La llamada “power pose” o postura de poder ha sido popularizada por investigaciones en psicología social, y su propuesta es tan simple como efectiva: adoptar una postura corporal expansiva durante dos minutos antes de una situación desafiante puede aumentar significativamente la sensación de autoconfianza. ¿El clásico ejemplo? Colocar las manos en la cintura, separar ligeramente los pies y mantener la espalda recta y el mentón elevado. Como una superheroína lista para enfrentarlo todo. Esta postura no solo mejora tu presencia, también ayuda a regular el estrés, disminuyendo los niveles de cortisol (la hormona relacionada con la ansiedad) y elevando la testosterona, una hormona asociada a la sensación de poder personal.
Nuestra mente está relacionada con nuestro cuerpo. (Pexels)
El cuerpo y la mente están más conectados de lo que imaginamos. Cuando adoptamos una posición expansiva, nuestro cerebro recibe el mensaje de que estás en control, de que merecemos estar en ese lugar. No se trata de fingir, sino de entrenar al sistema nervioso para que se alinee con nuestra intención. Cambiar la postura también cambia la narrativa interna. Si cerramos los hombros, bajamos la mirada o cruzamos los brazos, el cuerpo interpreta peligro o incomodidad. Pero si te abrimos al espacio, no solo proyectamos confianza: empezamos a sentirla.

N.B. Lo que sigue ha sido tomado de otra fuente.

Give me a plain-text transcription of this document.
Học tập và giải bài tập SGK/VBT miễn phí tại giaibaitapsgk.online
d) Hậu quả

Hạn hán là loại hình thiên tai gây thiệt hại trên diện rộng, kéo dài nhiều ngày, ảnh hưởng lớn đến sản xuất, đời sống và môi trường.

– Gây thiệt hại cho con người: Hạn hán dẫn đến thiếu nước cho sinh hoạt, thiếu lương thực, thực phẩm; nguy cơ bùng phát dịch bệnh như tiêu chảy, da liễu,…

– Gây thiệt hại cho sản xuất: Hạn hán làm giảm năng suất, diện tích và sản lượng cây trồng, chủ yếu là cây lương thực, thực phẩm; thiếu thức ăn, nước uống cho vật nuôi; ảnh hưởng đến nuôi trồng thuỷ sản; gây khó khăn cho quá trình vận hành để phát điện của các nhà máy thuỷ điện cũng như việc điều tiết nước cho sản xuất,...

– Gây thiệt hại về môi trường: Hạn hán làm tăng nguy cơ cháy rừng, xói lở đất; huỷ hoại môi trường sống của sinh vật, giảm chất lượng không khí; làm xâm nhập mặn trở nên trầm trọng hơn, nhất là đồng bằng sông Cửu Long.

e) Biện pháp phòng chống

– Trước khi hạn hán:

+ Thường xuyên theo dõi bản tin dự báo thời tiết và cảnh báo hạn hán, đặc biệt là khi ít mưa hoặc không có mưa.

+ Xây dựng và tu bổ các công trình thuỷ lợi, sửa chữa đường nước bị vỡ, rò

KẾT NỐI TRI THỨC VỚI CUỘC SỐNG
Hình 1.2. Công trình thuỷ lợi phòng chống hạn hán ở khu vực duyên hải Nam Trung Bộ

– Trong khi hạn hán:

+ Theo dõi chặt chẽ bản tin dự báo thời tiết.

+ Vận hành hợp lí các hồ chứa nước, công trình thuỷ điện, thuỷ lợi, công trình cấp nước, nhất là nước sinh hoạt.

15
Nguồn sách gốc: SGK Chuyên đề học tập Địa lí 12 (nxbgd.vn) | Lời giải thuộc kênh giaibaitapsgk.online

Aunque lo ideal es adoptar esta postura durante dos minutos en privado (en el baño de la oficina o en un rincón tranquilo antes de una presentación), también podemos usar versiones más sutiles en público. Sentarte con la espalda recta, los hombros relajados y la barbilla paralela al suelo ya transmite solidez. Incluso el simple gesto de no esconder las manos —dejar que se vean mientras hablamos— aporta transparencia y dominio. Aprender a usar nuestro cuerpo como aliado es un acto de amor propio. No se trata solo de causar buena impresión, sino de cultivar una presencia que refleje cómo nos sentimos con nosotros mismos. Y si algún día esa confianza flaquea, debemos recordar que nuestra postura puede ayudarnos a reconectarnos con ella. A veces, basta con abrir los brazos —literal y simbólicamente— para recordarnos que sí podemos.